BACKGROUND & OBJECTIVE: Genomic medicine stands to be revolutionized by understanding single nucleotide variants (SNVs) and their expression in single-gene disorders (Mendelian diseases). Computational tools can play a vital role in the exploration of such variations and their pathogenicity. Consequently, we developed the ensemble prediction tool AllelePred to identify deleterious SNVs and disease causative genes.

RESULTS

The model utilizes different population genetics backgrounds and restricted criteria for features selection to help generate high accuracy results. In comparison to other tools, such as Eigen, PROVEAN, and fathmm-MKL our classifier achieves higher accuracy (98%), precision (96%), F1 score (93%), and coverage (100%) for different types of coding variants.

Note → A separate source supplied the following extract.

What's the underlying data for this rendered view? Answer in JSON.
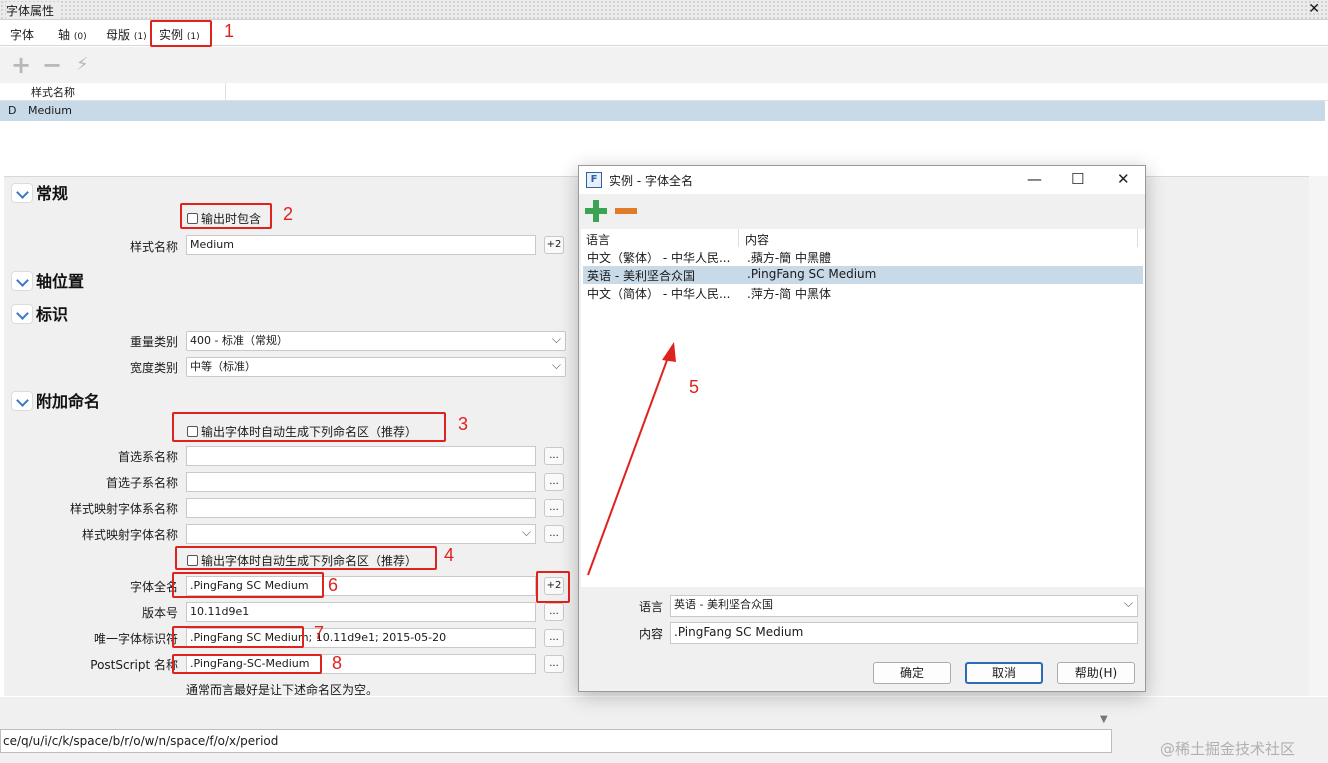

The new method was also compared against a bioinformatics analytical workflow, which uses gnomAD overall AFs (less than 1%) and CADD (scaled C-score of at least 15). Furthermore, this research highlights the stature of genetic variant sharing and curation. We accumulated a list of highly probable deleterious variants and recommended further experimental validation before medical diagnostic usage.

CONCLUSIONS

The ensemble prediction tool AllelePred enables increased accuracy in recognizing deleterious SNVs and the genetic determinants in real clinical data.